One Splash voter commented: “How can it not be? My prediction is it will arrive with great fanfare. Most ships will not be in compliance as the right fuel supply will not be available everywhere. Eventually more ships will not be in compliance than those that are. A new date will be set further into the future allowing fuel suppliers to get it together.”

The sulphur cap was one of the hot topics at last week’s Posidonia gathering in Athens with many owners calling for slow steaming en masse to combat – and profit from – the impending regulation.

Stamatis Tsantianis, CEO, Seanergy Maritime Holdings, claimed last week that a likely slowdown of the global merchant rate will see rates spike. “2020 will be one of the best things to hit shipping for 20 years,” he predicted.

Kitack Lim, secretary general of the IMO, was also on hand in Athens last week where he reiterated that the 2020 deadline for implementation of the cap will not be pushed back.

“There are certain challenges we have to resolve in a most amicable way,” he said at Capital Link’s Athens event eight days ago, urging industry representatives to join IMO member states at a key intersessional meeting at the UN body this July to discuss some of the technical aspects of the looming cap.
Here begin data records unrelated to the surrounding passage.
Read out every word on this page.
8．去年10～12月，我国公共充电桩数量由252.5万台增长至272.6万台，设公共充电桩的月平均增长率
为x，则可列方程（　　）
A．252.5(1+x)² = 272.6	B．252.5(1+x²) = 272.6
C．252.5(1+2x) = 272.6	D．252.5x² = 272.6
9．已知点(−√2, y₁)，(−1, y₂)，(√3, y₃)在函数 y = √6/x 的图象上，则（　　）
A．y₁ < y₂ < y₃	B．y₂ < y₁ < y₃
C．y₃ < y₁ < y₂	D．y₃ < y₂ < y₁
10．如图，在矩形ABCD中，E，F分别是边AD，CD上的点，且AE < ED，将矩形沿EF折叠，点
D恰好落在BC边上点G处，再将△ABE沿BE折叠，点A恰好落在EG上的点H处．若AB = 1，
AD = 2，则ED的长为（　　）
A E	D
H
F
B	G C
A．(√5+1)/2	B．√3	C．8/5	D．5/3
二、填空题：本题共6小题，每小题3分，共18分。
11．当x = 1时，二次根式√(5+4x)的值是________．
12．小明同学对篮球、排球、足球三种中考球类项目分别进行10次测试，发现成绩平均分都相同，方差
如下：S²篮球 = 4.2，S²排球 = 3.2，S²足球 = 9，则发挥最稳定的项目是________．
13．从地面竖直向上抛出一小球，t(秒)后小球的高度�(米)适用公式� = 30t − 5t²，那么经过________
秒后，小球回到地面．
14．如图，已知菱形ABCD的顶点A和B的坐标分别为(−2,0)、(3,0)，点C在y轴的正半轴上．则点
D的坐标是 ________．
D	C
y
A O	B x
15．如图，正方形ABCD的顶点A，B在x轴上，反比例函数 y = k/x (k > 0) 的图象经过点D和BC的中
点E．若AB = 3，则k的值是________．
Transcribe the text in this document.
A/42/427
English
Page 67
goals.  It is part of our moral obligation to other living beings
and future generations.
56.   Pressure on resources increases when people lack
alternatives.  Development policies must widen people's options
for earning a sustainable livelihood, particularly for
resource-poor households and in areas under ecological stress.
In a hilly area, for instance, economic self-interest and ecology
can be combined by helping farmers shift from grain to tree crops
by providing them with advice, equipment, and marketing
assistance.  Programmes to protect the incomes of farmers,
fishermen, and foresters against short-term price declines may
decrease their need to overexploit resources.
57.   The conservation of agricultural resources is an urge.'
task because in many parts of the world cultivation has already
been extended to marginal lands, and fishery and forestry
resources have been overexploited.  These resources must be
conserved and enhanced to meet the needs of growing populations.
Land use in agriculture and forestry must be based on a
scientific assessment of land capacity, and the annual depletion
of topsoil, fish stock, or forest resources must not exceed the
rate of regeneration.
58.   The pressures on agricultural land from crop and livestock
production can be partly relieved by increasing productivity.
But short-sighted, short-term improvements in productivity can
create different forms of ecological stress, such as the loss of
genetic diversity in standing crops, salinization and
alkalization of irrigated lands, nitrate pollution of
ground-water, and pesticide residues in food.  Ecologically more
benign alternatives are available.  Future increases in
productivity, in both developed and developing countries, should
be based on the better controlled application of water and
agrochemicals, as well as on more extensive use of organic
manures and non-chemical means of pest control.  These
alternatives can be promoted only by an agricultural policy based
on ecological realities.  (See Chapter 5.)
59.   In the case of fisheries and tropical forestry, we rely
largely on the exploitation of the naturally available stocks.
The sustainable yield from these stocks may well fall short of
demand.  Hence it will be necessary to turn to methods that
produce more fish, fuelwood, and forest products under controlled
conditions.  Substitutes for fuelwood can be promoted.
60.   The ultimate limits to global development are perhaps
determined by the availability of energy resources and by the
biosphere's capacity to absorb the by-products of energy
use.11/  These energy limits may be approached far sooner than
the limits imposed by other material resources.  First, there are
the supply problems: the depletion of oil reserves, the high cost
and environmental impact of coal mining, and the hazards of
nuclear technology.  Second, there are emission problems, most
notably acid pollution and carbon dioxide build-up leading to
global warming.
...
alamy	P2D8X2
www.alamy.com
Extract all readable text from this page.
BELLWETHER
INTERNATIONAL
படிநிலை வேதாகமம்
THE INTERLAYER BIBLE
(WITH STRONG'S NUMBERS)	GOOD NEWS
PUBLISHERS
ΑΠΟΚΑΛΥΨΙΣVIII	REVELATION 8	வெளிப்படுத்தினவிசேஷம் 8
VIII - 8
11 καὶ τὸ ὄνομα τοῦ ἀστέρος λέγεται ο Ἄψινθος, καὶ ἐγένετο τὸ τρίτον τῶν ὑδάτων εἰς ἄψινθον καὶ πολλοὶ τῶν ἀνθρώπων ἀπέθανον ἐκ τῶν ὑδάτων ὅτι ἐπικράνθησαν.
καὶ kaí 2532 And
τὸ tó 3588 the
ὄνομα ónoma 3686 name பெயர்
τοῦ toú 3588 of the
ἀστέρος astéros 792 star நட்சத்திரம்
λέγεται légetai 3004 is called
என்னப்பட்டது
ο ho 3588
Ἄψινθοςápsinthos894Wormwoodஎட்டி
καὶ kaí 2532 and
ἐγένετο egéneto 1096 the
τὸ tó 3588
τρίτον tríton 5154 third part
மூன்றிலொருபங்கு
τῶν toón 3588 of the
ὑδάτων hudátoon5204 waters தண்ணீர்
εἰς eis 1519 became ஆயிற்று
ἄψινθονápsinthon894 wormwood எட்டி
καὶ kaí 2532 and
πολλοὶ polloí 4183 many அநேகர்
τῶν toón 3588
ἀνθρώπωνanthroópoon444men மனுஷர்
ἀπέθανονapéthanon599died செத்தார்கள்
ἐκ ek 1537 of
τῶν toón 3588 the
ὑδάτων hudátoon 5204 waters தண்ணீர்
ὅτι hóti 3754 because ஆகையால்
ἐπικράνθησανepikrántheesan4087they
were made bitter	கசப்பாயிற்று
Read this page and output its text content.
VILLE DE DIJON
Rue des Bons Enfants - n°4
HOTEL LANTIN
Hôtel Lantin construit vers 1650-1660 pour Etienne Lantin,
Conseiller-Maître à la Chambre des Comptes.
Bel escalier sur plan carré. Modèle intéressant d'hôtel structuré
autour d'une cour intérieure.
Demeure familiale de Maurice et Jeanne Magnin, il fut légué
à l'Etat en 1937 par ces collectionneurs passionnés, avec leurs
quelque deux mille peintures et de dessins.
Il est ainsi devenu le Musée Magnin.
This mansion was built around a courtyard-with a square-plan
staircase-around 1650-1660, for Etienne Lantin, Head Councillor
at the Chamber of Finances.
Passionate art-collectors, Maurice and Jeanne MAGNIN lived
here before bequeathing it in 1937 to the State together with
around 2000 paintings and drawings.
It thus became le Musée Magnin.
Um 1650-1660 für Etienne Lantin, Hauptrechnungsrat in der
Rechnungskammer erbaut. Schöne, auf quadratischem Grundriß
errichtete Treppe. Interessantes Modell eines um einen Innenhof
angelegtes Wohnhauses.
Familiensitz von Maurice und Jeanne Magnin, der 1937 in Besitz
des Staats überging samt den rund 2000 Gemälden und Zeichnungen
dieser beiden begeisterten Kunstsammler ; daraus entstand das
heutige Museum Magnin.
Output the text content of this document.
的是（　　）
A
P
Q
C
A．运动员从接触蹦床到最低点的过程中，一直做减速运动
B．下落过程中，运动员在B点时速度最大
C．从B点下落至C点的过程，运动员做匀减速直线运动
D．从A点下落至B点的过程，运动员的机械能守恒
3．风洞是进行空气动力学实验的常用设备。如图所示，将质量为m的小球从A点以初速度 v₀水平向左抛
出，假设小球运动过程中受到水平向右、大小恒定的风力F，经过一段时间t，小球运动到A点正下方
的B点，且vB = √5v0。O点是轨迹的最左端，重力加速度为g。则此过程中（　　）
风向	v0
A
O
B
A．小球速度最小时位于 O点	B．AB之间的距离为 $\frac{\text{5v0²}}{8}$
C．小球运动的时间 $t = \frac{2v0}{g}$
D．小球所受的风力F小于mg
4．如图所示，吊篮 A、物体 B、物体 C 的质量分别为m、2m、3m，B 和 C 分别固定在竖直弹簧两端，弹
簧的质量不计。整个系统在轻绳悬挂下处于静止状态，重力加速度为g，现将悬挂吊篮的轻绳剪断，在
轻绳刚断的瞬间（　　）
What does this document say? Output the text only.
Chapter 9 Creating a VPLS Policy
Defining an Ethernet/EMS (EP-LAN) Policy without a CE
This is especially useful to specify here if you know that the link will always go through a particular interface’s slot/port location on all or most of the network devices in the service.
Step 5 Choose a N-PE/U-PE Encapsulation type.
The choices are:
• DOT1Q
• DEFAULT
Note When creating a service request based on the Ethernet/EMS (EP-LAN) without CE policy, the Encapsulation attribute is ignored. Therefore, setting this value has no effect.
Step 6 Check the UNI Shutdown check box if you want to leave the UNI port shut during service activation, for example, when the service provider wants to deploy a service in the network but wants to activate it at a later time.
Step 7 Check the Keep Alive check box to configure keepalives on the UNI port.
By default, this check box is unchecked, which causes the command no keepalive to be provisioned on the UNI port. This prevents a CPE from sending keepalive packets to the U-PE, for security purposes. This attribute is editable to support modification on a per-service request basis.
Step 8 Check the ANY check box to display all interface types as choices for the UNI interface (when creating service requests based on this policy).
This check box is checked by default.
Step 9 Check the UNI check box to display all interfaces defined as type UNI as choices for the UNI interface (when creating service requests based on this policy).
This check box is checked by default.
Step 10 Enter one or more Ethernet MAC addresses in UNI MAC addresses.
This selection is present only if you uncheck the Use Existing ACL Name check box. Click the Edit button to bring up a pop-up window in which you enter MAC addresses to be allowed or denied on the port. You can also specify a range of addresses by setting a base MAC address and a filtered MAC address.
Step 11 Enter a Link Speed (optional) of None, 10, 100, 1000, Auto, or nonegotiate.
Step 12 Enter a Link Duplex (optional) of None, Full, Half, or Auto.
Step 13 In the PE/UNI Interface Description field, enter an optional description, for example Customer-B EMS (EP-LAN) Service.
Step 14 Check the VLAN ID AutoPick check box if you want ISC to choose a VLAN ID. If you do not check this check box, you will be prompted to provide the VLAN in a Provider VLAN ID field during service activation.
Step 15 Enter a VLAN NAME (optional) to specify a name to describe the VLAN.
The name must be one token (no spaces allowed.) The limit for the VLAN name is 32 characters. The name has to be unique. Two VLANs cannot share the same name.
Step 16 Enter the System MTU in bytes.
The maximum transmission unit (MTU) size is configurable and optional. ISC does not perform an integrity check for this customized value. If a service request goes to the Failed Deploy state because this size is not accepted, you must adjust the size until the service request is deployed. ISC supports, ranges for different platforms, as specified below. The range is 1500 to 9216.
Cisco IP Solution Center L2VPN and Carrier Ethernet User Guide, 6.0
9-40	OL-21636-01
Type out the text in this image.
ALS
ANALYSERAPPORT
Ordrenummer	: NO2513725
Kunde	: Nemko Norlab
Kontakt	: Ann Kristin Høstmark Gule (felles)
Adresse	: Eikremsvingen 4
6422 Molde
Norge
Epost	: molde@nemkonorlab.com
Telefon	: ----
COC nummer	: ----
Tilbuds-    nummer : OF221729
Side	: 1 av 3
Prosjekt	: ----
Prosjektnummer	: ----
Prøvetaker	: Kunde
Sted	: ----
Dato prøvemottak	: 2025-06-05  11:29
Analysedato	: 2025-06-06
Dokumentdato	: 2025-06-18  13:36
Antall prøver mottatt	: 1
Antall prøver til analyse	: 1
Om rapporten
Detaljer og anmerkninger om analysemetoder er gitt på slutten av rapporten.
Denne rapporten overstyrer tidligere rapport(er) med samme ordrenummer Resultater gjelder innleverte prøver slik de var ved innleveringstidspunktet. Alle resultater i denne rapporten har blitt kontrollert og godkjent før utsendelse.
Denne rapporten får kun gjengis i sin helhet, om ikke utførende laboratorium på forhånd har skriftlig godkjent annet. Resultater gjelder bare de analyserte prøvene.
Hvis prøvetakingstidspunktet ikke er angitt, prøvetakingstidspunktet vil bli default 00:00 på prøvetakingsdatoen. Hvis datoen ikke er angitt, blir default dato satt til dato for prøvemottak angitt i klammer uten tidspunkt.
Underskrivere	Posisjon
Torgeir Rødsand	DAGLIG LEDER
The ongoing Splash vote follows on from a recent informal poll of shipowners and operators conducted by US class society ABS, which found that 53% of respondents said their fleets were not yet ready to meet the 2020 sulphur cap requirements.

The sulphur cap is one of nine topics covered in our latest quarterly survey. To vote, takes just two minutes and there is no registration. To vote, click here.

Sam Chambers

Starting out with the Informa Group in 2000 in Hong Kong, Sam Chambers became editor of Maritime Asia magazine as well as East Asia Editor for the world’s oldest newspaper, Lloyd’s List. In 2005 he pursued a freelance career and wrote for a variety of titles including taking on the role of Asia Editor at Seatrade magazine and China correspondent for Supply Chain Asia. His work has also appeared in The Economist, The New York Times, The Sunday Times and The International Herald Tribune.

Comments

  1. If we think of the sulphur issue as a dry run for the broader transition away from fossil fuel, as now committed to by IMO member states and industry with emissions needing to peak imminently, then slow streaming is a most welcome and positive step. The GCF in 2008/9 and the oil price rises that followed through 2014 saw slow steaming across the global fleet accompanied by a significant dip in GHG emissions. With better data access and analytical tools now available, a slow steaming reaction to the sulphur cap will also offer the opportunity to monitor how effective this measure is in reducing global fleet carbon as well as sulphur emissions. Its still 1.5 to stay alive

  2. The shipowners of the world have decided to hold a sit down strike. Scrubbers won’t be fitted on most ships. The last Poseidonia before implementation was an occasion for everyone to look around and feel reassured.

    The date won’t change – so what will happen?

    Inevitably, the IMO will start dishing out exceptions, until the refiners come up with the goods.

    After all, it makes far more sense for the sulphur to be removed at source, where it’s removal can be verified, than to trust an industry to whom cheating is second nature to remove it when out of sight of anyone.